Probability of counts from the counting rate of a radioactive sample?

[carnivalcougar]

Homework Statement

The average counting rate of a radioactive sample is 486 cpm (counts per minute). Find the probability that in any given 10s interval one gets less than 72 counts. Is this the same as the probability of getting less than 72 X 6 = 432 counts in 60s?

Homework Equations

The Attempt at a Solution

I'm not really sure where to start. I do not think that the probability of less than 72 counts in 10s is the same as getting less than 72 x 6 counts in 60s though.

 

[Curious3141]

Radioactive decay can be modeled as a Poisson process. You're given the average event rate (486cpm = 81 counts per 10 sec interval). The variance equals the mean (here that's the average event count for the respective time interval).

Remember that for a sufficiently large mean, the Poisson can be well-approximated by the normal distribution, with a continuity correction applied. That should simplify the calculations.

Does that help?

 

[carnivalcougar]

We were not told what a Poisson process is, just that the standard deviation will equal to \sqrt{navg} where navg is the average number of counts, n. If there are 468 counts per minute then the average count rate /10s will be 81 and the standard deviation of that will be 9. So you would get less than 72 counts 15.8% of the time if you use a normal distribution (15.8% of values will lie below one standard deviation).
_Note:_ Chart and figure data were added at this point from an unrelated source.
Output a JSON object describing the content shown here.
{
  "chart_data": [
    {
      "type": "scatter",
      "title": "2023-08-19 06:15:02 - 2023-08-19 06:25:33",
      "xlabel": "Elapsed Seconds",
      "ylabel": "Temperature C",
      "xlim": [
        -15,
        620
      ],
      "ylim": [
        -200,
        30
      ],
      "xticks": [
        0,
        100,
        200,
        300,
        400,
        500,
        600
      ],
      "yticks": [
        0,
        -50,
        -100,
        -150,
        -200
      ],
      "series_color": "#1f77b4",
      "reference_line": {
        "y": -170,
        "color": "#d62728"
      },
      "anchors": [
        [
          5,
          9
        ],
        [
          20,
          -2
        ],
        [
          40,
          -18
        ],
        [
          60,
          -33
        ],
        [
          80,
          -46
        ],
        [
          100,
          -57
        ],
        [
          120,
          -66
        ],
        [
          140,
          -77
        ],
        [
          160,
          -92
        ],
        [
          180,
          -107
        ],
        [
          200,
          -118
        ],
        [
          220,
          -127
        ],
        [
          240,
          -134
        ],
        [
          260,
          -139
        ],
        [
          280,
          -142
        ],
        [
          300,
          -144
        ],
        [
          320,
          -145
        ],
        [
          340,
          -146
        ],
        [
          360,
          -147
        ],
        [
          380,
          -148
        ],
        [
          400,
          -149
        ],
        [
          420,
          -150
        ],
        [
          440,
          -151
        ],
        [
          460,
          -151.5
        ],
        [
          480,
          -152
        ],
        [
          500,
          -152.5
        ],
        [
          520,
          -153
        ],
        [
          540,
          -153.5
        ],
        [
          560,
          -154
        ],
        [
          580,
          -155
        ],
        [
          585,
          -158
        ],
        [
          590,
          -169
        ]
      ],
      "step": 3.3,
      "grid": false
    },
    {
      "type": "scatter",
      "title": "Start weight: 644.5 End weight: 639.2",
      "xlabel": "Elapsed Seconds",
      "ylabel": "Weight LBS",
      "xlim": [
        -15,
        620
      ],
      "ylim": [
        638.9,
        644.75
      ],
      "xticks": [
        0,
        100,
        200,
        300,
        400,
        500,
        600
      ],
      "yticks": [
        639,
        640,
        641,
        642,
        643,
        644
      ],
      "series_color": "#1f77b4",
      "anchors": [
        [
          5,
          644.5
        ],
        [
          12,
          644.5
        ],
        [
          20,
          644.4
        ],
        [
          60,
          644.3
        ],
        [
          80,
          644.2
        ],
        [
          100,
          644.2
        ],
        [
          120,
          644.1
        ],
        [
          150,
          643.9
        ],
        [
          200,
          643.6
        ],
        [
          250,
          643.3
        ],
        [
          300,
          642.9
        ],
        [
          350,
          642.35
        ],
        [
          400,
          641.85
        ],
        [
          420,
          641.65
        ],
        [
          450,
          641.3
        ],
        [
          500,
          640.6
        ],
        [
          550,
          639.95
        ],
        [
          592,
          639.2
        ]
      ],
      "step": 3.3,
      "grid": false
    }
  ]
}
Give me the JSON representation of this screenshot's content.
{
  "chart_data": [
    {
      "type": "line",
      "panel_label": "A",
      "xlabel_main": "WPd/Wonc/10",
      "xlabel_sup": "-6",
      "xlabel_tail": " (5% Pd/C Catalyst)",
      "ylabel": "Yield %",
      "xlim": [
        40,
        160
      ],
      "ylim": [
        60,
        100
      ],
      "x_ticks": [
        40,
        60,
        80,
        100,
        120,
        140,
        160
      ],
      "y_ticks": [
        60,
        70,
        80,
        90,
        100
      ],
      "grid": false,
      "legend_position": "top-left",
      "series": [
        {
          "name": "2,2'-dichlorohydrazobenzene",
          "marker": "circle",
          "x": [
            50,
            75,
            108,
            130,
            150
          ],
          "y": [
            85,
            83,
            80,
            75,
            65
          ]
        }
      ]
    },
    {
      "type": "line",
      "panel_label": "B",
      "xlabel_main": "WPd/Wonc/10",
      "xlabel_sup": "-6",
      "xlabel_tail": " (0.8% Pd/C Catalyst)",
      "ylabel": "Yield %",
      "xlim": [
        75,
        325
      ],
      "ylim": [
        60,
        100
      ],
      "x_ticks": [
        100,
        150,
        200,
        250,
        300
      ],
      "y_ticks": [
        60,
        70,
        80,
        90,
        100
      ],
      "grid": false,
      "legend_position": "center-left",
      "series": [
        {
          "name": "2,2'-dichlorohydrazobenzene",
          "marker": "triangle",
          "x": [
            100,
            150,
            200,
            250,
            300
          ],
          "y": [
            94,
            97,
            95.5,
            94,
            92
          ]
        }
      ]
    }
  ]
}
As for the probability of getting less than 72 X 6 = 432 counts in 60S, this is not the same because one standard deviation from 486 is 464.

Is this correct?

 

[Curious3141]

We were not told what a Poisson process is, just that the standard deviation will equal to \sqrt{navg} where navg is the average number of counts, n. If there are 468 counts per minute then the average count rate /10s will be 81 and the standard deviation of that will be 9. So you would get less than 72 counts 15.8% of the time if you use a normal distribution (15.8% of values will lie below one standard deviation).

This is OK *if* you're not supposed to know about a Poisson process and if you're expected to apply the normal distribution without a continuity correction.

However, applying a continuity correction means you have to find $P(X \leq 71.5)$ in a normal distribution with mean 81 and s.d. 9, which is 0.145 or 14.5%.

Doing it by hand for a Poisson distribution is almost impossible, but a Poisson calculator will give a very similar value.

As for the probability of getting less than 72 X 6 = 432 counts in 60S, this is not the same because one standard deviation from 486 is 464.

Correct.